Larson, come si è imbattuto nella storia di Dodd? «Circa 5 anni fa mentre leggevo La storia del III Reich di William Shirer, ho capito che nel 1934 lo stesso Shirer, mentre faceva il corrispondente da Berlino per un emittente Usa, aveva socializzato con persone come Goebbels, Goering e Himmler. Mi sono chiesto come mi sarei sentito al suo posto, cosa avrei capito. E ho deciso che volevo catturare il senso di quel periodo. Avevo bisogno di due personaggi reali. Ho iniziato a leggere moltissimo sui primi anni di Hitler, molti memoir, e a quel punto ho incontrato il diario di William Dodd, e subito dopo quello di Martha: è stata lei ad agganciarmi. Era la figlia del primo ambasciatore Usa nella Germania di Hitler ed era incantata dai nazisti, fino ad andare a letto col primo capo della Gestapo Rudolf Diels. Sul III Reich è stato scritto molto, ma questa era una storia fresca».

Martha è sorprendente e al tempo stesso spiacevole. Che effetto le fa? «Mi piaceva la sua naivite. E poi era la sua trasformazione a interessarmi, dall'amore per la "rivoluzione" nazista all'odio, al comunismo. Non posso dire che mi piaccia, era manipolativa, civetta. Comunque ci sarei andato a cena, solo a cena!».

Dodd all'inizio non coglie la vera natura del nazismo. Crede che fosse per il suo stesso antisemitismo? «Non penso c'entri il suo leggero antisemitismo. Tentava di essere oggettivo, e non capì di essere davanti a un gruppo fortemente irrazionale che non concepiva la ragione o la morale al suo stesso modo. Dodd mostrò la stessa caparbia ignoranza esibita dal mondo intero».

Ma è rimasto stupito di quanto fosse diffuso allora l'antisemitismo negli Usa? «Molto stupito.
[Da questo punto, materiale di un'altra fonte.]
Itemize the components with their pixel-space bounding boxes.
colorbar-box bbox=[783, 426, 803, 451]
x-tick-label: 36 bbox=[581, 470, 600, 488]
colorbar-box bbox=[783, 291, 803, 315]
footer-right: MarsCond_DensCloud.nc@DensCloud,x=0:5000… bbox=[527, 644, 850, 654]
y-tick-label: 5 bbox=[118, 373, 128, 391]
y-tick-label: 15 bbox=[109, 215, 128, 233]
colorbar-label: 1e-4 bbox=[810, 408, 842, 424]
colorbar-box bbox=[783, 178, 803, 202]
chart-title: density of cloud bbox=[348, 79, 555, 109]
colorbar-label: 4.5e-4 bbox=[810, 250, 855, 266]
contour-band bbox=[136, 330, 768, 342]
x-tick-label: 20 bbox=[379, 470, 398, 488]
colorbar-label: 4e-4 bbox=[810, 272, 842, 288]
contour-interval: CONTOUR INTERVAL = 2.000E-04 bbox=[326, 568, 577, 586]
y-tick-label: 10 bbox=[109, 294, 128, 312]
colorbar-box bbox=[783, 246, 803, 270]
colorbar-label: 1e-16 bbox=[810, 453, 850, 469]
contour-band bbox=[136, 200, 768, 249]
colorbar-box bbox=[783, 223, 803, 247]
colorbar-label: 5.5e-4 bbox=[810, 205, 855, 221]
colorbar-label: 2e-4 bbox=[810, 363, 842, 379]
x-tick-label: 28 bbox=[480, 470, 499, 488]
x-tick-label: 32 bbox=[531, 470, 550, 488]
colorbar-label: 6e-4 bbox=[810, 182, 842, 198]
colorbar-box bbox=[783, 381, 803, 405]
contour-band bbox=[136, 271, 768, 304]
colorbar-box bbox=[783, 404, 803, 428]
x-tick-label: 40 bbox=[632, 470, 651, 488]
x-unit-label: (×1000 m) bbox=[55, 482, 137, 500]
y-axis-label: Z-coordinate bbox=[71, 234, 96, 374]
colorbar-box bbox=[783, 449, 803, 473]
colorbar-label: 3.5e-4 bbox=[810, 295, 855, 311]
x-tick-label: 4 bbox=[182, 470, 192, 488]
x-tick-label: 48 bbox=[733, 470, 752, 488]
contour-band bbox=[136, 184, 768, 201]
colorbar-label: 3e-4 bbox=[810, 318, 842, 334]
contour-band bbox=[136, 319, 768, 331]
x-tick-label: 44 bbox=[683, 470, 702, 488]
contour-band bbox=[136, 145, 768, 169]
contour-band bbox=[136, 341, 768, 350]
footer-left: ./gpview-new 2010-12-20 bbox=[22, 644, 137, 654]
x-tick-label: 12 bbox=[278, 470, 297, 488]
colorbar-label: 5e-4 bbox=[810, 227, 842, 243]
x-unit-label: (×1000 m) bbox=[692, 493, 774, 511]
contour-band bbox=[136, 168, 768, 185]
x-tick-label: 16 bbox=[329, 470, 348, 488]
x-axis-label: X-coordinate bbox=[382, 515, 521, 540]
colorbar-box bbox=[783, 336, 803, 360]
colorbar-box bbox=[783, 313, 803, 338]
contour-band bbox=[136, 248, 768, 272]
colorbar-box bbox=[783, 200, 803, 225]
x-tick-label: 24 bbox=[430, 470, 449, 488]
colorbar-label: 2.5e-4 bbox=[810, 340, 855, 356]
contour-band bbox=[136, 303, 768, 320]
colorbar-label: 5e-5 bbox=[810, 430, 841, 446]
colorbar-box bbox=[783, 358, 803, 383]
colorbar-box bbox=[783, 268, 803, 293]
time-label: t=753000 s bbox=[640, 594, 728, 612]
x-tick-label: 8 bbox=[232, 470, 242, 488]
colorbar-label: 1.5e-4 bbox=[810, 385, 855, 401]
Sapevo che c'era stato, che i golf club erano proibiti agli ebrei, ma non che riguardasse anche il mondo più colto, civile. Che i tre uomini alla testa del Dipartimento di Stato sotto il ministro degli Esteri Hull, covassero un profondo disprezzo per gli ebrei - loro che determinavano la politica di immigrazione in America».

Cosa chiarì le idee a Dodd? E perché nessuno lo ascoltò? «Con la Notte dei Lunghi Coltelli capì che si erano calpestati i confini della civiltà. Credo che Roosevelt gli abbia creduto, ma la sua priorità era uscire dalla Depressione. Pensò che attaccare i nazisti gli avrebbe scatenato contro gli isolazionisti e intralciato il New Deal».

Nel 1933, '34, '35, Berlino appare rutilante, piena di glamour. «Mi aspettavo una capitale tetra e buia e invece era viva e vibrante. Mi ha sorpreso. A un turista Berlino poteva ancora sembrare pacifica e civile, e intanto gli ebrei perdevano tutto. Solo il visitatore che incappava nelle violenze delle S.A., magari perché non salutava a braccio teso, capiva la verità».